Despite having spent long enough in the country to qualify for the national team on residency grounds, Jones wasn’t about to defect to the Springboks, as he explained to the Rugby Mag.

“I supported Scotland growing up and had a Scottish flag hanging above my bed since I was 11 or so,” he said. “Even when I was playing for the Stormers I watched the Six Nations, like a fan. I remember thinking, ‘Wouldn’t it be great to play in the same team as guys like Stuart Hogg.’”

He had a stop-start 2015 and 2016 seasons in which he found himself more often than not appearing off the bench in Super Rugby.
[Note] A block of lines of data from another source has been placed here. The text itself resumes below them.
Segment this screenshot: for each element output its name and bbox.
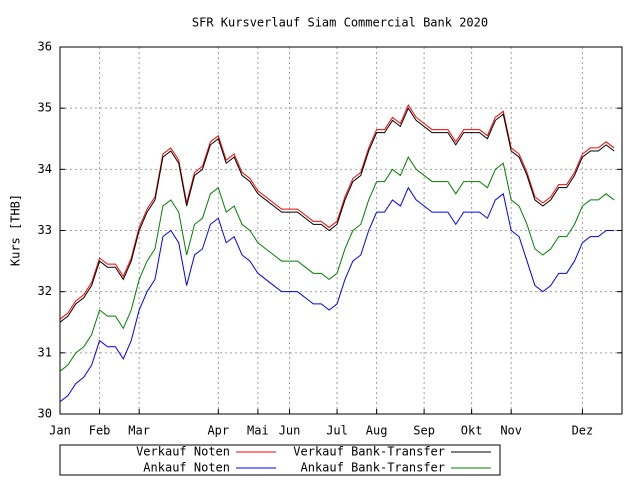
series-line xyxy=(59,186,615,403)
y-tick-label: 31 xyxy=(38,345,52,359)
series-line xyxy=(59,156,615,372)
legend-label: Verkauf Bank-Transfer xyxy=(293,445,445,459)
y-tick-label: 33 xyxy=(38,223,52,237)
y-tick-label: 34 xyxy=(38,162,52,176)
x-tick-label: Sep xyxy=(413,424,435,438)
legend-label: Verkauf Noten xyxy=(136,445,230,459)
x-tick-label: Jan xyxy=(49,424,71,438)
y-tick-label: 35 xyxy=(38,101,52,115)
legend-label: Ankauf Noten xyxy=(143,461,230,475)
series-line xyxy=(59,107,615,323)
y-axis-label: Kurs [THB] xyxy=(9,194,23,266)
x-tick-label: Aug xyxy=(366,424,388,438)
x-tick-label: Mar xyxy=(128,424,150,438)
x-tick-label: Okt xyxy=(461,424,483,438)
y-tick-label: 30 xyxy=(38,407,52,421)
y-tick-label: 32 xyxy=(38,284,52,298)
x-tick-label: Jun xyxy=(279,424,301,438)
x-tick-label: Dez xyxy=(572,424,594,438)
x-tick-label: Nov xyxy=(500,424,522,438)
x-tick-label: Apr xyxy=(207,424,229,438)
chart-title: SFR Kursverlauf Siam Commercial Bank 202… xyxy=(192,16,488,30)
x-tick-label: Feb xyxy=(89,424,111,438)
x-tick-label: Jul xyxy=(326,424,348,438)
series-line xyxy=(59,104,615,320)
plot-frame xyxy=(59,46,623,415)
legend-label: Ankauf Bank-Transfer xyxy=(301,461,446,475)
legend-box xyxy=(59,444,501,476)
y-tick-label: 36 xyxy=(38,40,52,54)
x-tick-label: Mai xyxy=(247,424,269,438)
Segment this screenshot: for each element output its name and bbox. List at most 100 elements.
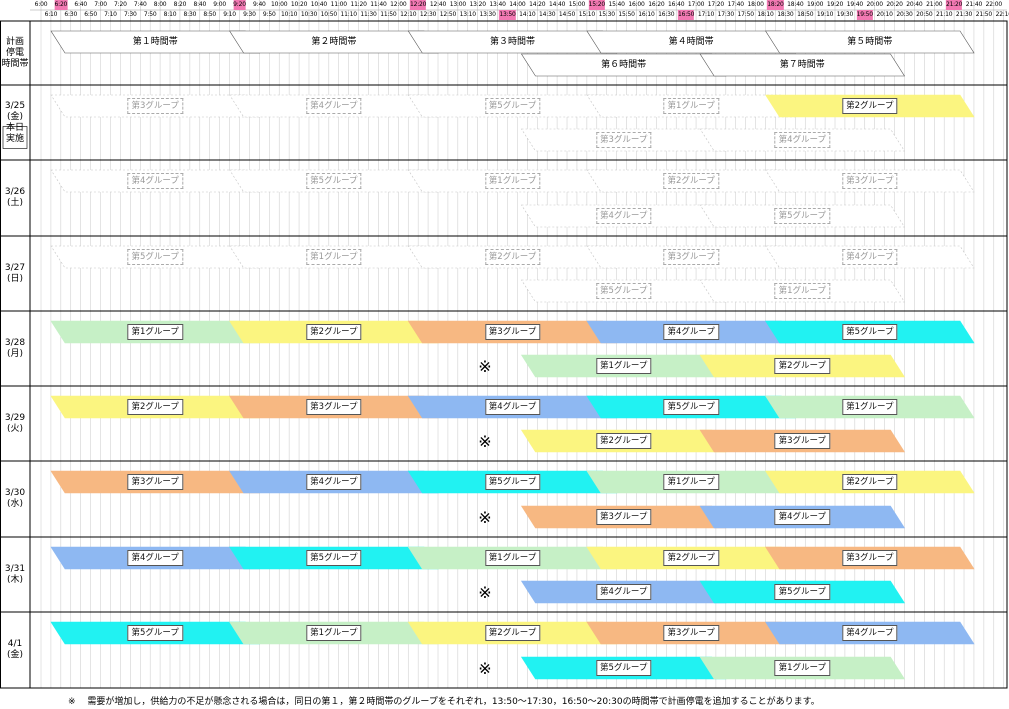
group-label: 第5グループ bbox=[306, 550, 362, 566]
top-tick: 9:00 bbox=[213, 1, 226, 8]
bottom-tick: 17:50 bbox=[737, 11, 755, 18]
bottom-tick: 13:50 bbox=[499, 10, 516, 20]
group-label: 第5グループ bbox=[127, 625, 183, 641]
group-label: 第2グループ bbox=[127, 399, 183, 415]
top-tick: 20:40 bbox=[906, 1, 923, 8]
group-label: 第4グループ bbox=[595, 584, 652, 600]
bottom-tick: 12:50 bbox=[439, 11, 457, 18]
top-tick: 9:40 bbox=[253, 1, 266, 8]
top-tick: 8:20 bbox=[173, 1, 187, 8]
group-label: 第4グループ bbox=[595, 208, 652, 224]
top-tick: 7:00 bbox=[94, 1, 107, 8]
top-tick: 16:00 bbox=[628, 1, 645, 8]
top-tick: 12:20 bbox=[409, 0, 427, 10]
top-tick: 16:20 bbox=[648, 1, 665, 8]
group-label: 第2グループ bbox=[663, 550, 719, 566]
group-label: 第2グループ bbox=[595, 433, 652, 449]
top-tick: 20:00 bbox=[866, 1, 884, 8]
top-tick: 13:40 bbox=[489, 1, 506, 8]
top-tick: 20:20 bbox=[886, 1, 903, 8]
bottom-tick: 7:30 bbox=[123, 11, 137, 18]
top-tick: 12:00 bbox=[390, 1, 407, 8]
today-box bbox=[2, 126, 28, 149]
row-date-label: 3/26 (土) bbox=[4, 187, 26, 208]
bottom-tick: 10:30 bbox=[300, 11, 318, 18]
row-date-label: 3/25 (金) 本日 実施 bbox=[4, 100, 26, 144]
row-date-label: 3/28 (月) bbox=[4, 337, 26, 359]
group-label: 第4グループ bbox=[774, 509, 830, 525]
top-tick: 7:20 bbox=[114, 1, 127, 8]
asterisk-mark: ※ bbox=[478, 583, 492, 602]
group-label: 第3グループ bbox=[663, 249, 719, 265]
bottom-tick: 15:10 bbox=[578, 11, 596, 18]
bottom-tick: 19:10 bbox=[816, 11, 834, 18]
bottom-tick: 9:10 bbox=[223, 11, 236, 18]
row-date-label: 3/27 (日) bbox=[4, 262, 26, 284]
group-label: 第4グループ bbox=[484, 399, 541, 415]
group-label: 第3グループ bbox=[127, 98, 183, 114]
top-tick: 14:00 bbox=[509, 1, 526, 8]
bottom-tick: 18:30 bbox=[777, 11, 794, 18]
top-tick: 15:00 bbox=[568, 1, 586, 8]
bottom-tick: 9:50 bbox=[262, 11, 276, 18]
group-label: 第3グループ bbox=[595, 509, 652, 525]
group-label: 第1グループ bbox=[127, 324, 183, 340]
bottom-tick: 22:10 bbox=[995, 11, 1009, 18]
timeslot-label: 第７時間帯 bbox=[779, 60, 825, 70]
bottom-tick: 8:30 bbox=[183, 11, 197, 18]
top-tick: 7:40 bbox=[133, 1, 147, 8]
bottom-tick: 20:10 bbox=[876, 11, 893, 18]
bottom-tick: 14:50 bbox=[558, 11, 576, 18]
top-tick: 10:20 bbox=[290, 1, 308, 8]
top-tick: 21:20 bbox=[945, 0, 963, 10]
bottom-tick: 6:50 bbox=[84, 11, 97, 18]
group-label: 第3グループ bbox=[484, 324, 541, 340]
bottom-tick: 19:30 bbox=[836, 11, 854, 18]
group-label: 第3グループ bbox=[127, 474, 183, 490]
top-tick: 18:00 bbox=[747, 1, 764, 8]
top-tick: 11:00 bbox=[330, 1, 348, 8]
bottom-tick: 18:50 bbox=[797, 11, 814, 18]
group-label: 第1グループ bbox=[663, 98, 719, 114]
bottom-tick: 14:10 bbox=[519, 11, 536, 18]
top-tick: 21:00 bbox=[926, 1, 943, 8]
top-tick: 19:20 bbox=[826, 1, 844, 8]
group-label: 第5グループ bbox=[842, 324, 898, 340]
group-label: 第3グループ bbox=[306, 399, 362, 415]
timeslot-label: 第４時間帯 bbox=[668, 37, 714, 47]
group-label: 第1グループ bbox=[663, 474, 719, 490]
bottom-tick: 13:30 bbox=[479, 11, 496, 18]
top-tick: 13:00 bbox=[449, 1, 467, 8]
timeslot-label: 第１時間帯 bbox=[132, 37, 178, 47]
group-label: 第3グループ bbox=[842, 173, 898, 189]
bottom-tick: 17:10 bbox=[697, 11, 715, 18]
outage-band bbox=[765, 30, 975, 54]
asterisk-mark: ※ bbox=[478, 659, 492, 678]
top-tick: 14:40 bbox=[548, 1, 566, 8]
asterisk-mark: ※ bbox=[478, 357, 492, 376]
group-label: 第2グループ bbox=[484, 625, 541, 641]
group-label: 第4グループ bbox=[306, 98, 362, 114]
bottom-tick: 18:10 bbox=[757, 11, 774, 18]
bottom-tick: 12:30 bbox=[419, 11, 437, 18]
bottom-tick: 16:50 bbox=[677, 10, 695, 20]
outage-band bbox=[699, 53, 906, 77]
top-tick: 18:40 bbox=[787, 1, 804, 8]
group-label: 第1グループ bbox=[306, 625, 362, 641]
bottom-tick: 19:50 bbox=[856, 10, 873, 20]
group-label: 第4グループ bbox=[663, 324, 719, 340]
top-tick: 17:20 bbox=[707, 1, 725, 8]
group-label: 第1グループ bbox=[774, 660, 830, 676]
bottom-tick: 9:30 bbox=[243, 11, 256, 18]
bottom-tick: 17:30 bbox=[717, 11, 735, 18]
asterisk-mark: ※ bbox=[478, 432, 492, 451]
group-label: 第5グループ bbox=[484, 474, 541, 490]
row-date-label: 4/1 (金) bbox=[6, 639, 24, 660]
bottom-tick: 10:10 bbox=[280, 11, 298, 18]
bottom-tick: 15:30 bbox=[598, 11, 616, 18]
group-label: 第3グループ bbox=[663, 625, 719, 641]
group-label: 第4グループ bbox=[842, 625, 898, 641]
bottom-tick: 11:50 bbox=[380, 11, 397, 18]
bottom-tick: 21:10 bbox=[936, 11, 953, 18]
table-frame bbox=[0, 20, 1008, 689]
Jones was still on the radar for Scotland though thanks to Vaughan, and he did enough to earn a call-up to the Scotland squad for their summer Test series in Japan in 2016. He made his debut off the bench in Tokyo as Scotland won 21-16.

“I was at training and I got a call from my agent first and then I got a call from Vern Cotter about five minutes later,” Jones said. “I have to say I got a lot more game time for the Stormers after that tour - I didn’t think much had changed in my game over the two weeks but they said that I came back with a lot more confidence.”

It was on Christmas Day 2017, more than three years on from Vaughan's first contact with him, that Glasgow Warriors announced they had snapped up Jones after he’d made the decision to end his stint in South Africa and return to his homeland after more than 20 years away.

At international level it has not necessarily all been smooth sailing, with his two-try heroics against England in 2018 which saw Scotland claim the Calcutta Cup for the first time in 10 years having been tempered last autumn with his omission from the Rugby World Cup squad. He is back as part of the setup for this year’s Six Nations though, with perennial Wooden Spoon side Italy next up after narrow losses to Ireland and England.

But whatever the 2020 Championship and his international career beyond holds for Jones, the saltire will remain about his bed as it has done for the past 15 years. And he’ll always have Vaughan’s sleepless night to thank for his emergence onto the Scotland scene.